Thanks for the reminder, been meaning to check this out.
posted by Liquidwolf at 8:08 AM on May 16


Well, at least this post about plagiarism turned me on to the original podcast, which I am checking out now!
posted by TedW at 8:53 AM on May 16


Yeah, about that French Craig Ferguson thing: there was a French talk show that was an almost-exact duplicate of Craig Ferguson's show.

The discovery ...

The aftermath.

Craig handled it differently, and because it's television, I think it worked out well. And like Arthur said "It's a homage ..."

Ripping off a podcast is not a homage.
posted by JustSayNoDawg at 9:05 AM on May 16 [1 favorite]


I think it worked out well. And like Arthur said "It's a homage ..."

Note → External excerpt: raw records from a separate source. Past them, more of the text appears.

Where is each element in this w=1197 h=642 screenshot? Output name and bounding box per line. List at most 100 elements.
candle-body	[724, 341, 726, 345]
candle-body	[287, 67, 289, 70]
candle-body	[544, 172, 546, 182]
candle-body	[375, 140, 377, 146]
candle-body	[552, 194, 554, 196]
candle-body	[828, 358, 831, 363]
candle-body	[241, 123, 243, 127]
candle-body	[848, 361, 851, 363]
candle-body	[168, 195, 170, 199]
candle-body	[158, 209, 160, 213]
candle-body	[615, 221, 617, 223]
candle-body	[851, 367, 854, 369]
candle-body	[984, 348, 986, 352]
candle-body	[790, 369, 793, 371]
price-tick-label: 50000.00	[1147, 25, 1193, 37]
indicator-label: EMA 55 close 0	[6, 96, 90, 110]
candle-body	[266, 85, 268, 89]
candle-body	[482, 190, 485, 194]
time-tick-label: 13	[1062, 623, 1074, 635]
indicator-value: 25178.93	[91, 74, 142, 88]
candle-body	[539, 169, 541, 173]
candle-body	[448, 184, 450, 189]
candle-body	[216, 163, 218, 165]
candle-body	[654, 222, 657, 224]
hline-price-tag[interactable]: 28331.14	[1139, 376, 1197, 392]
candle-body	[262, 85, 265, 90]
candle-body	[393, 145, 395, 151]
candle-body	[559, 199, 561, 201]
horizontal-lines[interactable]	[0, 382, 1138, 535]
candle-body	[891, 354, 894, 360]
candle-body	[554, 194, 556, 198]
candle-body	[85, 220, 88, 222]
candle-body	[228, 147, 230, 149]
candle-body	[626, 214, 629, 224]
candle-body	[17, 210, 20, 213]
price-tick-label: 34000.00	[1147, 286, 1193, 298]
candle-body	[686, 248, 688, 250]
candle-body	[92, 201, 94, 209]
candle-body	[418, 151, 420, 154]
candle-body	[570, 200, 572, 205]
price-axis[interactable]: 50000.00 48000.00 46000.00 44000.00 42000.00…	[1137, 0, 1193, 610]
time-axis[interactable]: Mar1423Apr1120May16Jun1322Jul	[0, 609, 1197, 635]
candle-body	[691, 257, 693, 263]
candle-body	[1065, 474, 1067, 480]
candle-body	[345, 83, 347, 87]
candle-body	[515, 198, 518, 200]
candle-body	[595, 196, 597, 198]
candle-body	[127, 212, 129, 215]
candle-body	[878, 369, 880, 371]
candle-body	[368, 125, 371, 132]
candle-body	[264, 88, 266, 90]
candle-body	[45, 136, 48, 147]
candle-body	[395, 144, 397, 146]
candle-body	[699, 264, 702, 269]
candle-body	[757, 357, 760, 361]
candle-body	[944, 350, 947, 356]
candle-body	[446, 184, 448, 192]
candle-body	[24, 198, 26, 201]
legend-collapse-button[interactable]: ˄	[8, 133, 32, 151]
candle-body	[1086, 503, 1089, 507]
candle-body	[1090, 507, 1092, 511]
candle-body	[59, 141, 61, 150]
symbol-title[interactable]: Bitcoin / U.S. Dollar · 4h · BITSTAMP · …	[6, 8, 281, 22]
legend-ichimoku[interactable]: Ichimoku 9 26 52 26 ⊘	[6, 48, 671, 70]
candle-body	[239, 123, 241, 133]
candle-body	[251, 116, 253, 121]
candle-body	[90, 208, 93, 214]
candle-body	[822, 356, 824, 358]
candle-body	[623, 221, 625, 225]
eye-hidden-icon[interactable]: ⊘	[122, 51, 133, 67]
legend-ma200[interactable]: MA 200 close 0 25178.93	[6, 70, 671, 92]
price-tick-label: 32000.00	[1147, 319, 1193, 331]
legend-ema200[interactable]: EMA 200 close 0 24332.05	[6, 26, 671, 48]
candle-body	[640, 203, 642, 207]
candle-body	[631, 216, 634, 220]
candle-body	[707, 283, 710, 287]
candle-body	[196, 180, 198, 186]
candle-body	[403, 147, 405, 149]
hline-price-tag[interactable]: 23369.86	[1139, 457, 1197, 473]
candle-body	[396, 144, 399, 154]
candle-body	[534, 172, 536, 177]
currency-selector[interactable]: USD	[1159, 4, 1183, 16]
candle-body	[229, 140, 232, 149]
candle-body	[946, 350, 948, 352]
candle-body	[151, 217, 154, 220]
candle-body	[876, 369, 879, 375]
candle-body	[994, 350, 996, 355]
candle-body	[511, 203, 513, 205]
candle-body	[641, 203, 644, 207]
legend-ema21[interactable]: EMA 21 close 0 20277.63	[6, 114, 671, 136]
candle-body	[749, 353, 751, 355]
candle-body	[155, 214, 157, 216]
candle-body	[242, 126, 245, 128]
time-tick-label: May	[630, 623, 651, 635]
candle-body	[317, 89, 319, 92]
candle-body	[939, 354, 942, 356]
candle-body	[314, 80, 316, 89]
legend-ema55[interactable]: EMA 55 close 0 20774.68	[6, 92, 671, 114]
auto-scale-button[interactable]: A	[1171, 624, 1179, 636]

That....was a scripted bit.
posted by EmpressCallipygos at 9:35 AM on May 16


Saturdays at midnight on WWOZ Jamie Dell'apa plays proto-rock-and-roll records that never charted, not chronologically but sometimes with a theme, like teen tragedy songs, or tunes that rhyme "congo" with "bongo".
posted by credulous at 9:47 AM on May 16


I work in online rights management and in my experience this kind of plagiarism is uncommon, but definitely out there. Most of the time, though, when a podcast or video series is appropriated by someone else, it's a fan trying to dub it or sub it into another language. Generally tends to be Spanish and Hindi.

I've heard of this happening in the academic literature as well, a plagiarist stealing an entire English-language paper and submitting it to a small domestic journal that publishes titles and abstracts in the local language (Chinese, in the case of the guy I know whose paper got ripped off). This was the early 2010s, I'd imagine it's a harder scam to pull now in the age of competent machine translation and SciHub.
posted by nanny's striped stocking at 10:32 AM on May 16 [1 favorite]


See also, the state of youtube plagiarism as noted by youtuber HBomberGuy, previously.
posted by rmd1023 at 1:17 PM on May 16 [1 favorite]


I would love a history of rap that was put together like this. I basically missed out on the genre because of a combination of growing up in a music-less house, then subsequently some prejudice on my part. Once I realized how much I was missing out on I felt like I needed to go back thirty plus years to get the genre as a whole.
posted by BrotherCaine at 9:08 PM on May 16 [1 favorite]


There's been a startling number (4 to date) of my websites cloned 100% by some marketing company in Reykjavik, including a Spanish-language site about workers' comp (so bizarre! do they even have workers' comp as Americans know it in Iceland?). I learned this because they copied my work so extensively that my own Facebook tracking pixels were firing on their websites, which is how I found the scrapers.

You can do some fun stuff with this, unlike a stolen podcast... for example: create a pop-up window when someone scrolls on the copied website that says "this website uses stolen content" then blacks out 100% of the site copy/interface, which makes it unusable.

For podcasts, I guess filing a lawsuit is your only option. You'd be surprised how many lawyers I've had to send takedown notices to for stolen content... even lawyers steal IP now and then.
posted by Unicorn on the cob at 9:24 AM on May 17 [2 favorites]


My podcast has been repeatedly plagiarized, and it really doesn't feel good when you discover another offender. The perpetrators usually seem to think that plagiarism requires ill intent, so what they have done couldn't possibly be the dreaded P-word. They had reasons, so it is somehow a lesser violation.

Every plagiarizer has reasons, and it's almost always greed and laziness dressed up in ego-preserving language. Stinkers.